Currently school districts are allowed to levy maintenance and operation (M&O) levies of up to 28 percent of their state and federal revenues. That maximum is scheduled to revert to 24 percent in 2018. This is the levy cliff.
The House passed a levy bill (SHB 1059) earlier this year to keep the maximum at 28 percent in 2018. (Under the bill, it would revert to 24 percent in 2019.) Yesterday the Senate passed a bill (ESB 5023) that would make the same change. Importantly, though, the Senate levy bill also includes accountability provisions similar to those in the Senate-passed education funding plan and the education plan proposed by Sen. Mullet.
Under the Senate levy bill, beginning with levies collected in 2018, levy collections would have to be deposited in a local revenue subfund in order “to enable a detailed accounting of the amount and object of expenditures from the levy collections.” Also, the Office of the Superintendent of Public Instruction would have to approve the programs and activities that would be funded via an M&O levy before the election. This would ensure that M&O levies “are not used for basic education programs.”
(The Senate education funding plan goes further than this, requiring the state auditor to review district spending to ensure that levies aren’t used for basic education purposes.)

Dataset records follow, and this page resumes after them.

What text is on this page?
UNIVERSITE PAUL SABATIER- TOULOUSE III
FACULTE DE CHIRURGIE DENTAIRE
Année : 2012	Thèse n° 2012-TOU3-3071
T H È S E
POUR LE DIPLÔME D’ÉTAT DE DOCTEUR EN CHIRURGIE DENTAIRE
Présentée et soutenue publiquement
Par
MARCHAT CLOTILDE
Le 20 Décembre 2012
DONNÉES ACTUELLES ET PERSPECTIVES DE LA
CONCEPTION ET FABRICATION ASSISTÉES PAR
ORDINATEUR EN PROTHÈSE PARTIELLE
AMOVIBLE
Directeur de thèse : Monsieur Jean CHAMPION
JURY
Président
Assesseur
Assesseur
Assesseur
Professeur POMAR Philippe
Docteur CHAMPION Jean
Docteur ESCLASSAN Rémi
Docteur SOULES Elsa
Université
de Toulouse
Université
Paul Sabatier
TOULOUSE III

Keeping the maximum levy percentage at 28 percent in 2018 is included in both the House- and Senate-passed education funding plans. Passing ESB 5023 means that the policy will get on the books faster (if the House approves the bill) than it would if the Legislature waited to pass the levy change along with a full education funding plan. (After 2018, the maximum levies allowed in the House- and Senate-passed education funding plans would diverge—the House would allow up to 27 percent in 2019, 26 percent in 2020, and 24 percent in 2021, and the Senate would not allow any levies in 2019 but would allow up to 10 percent thereafter.)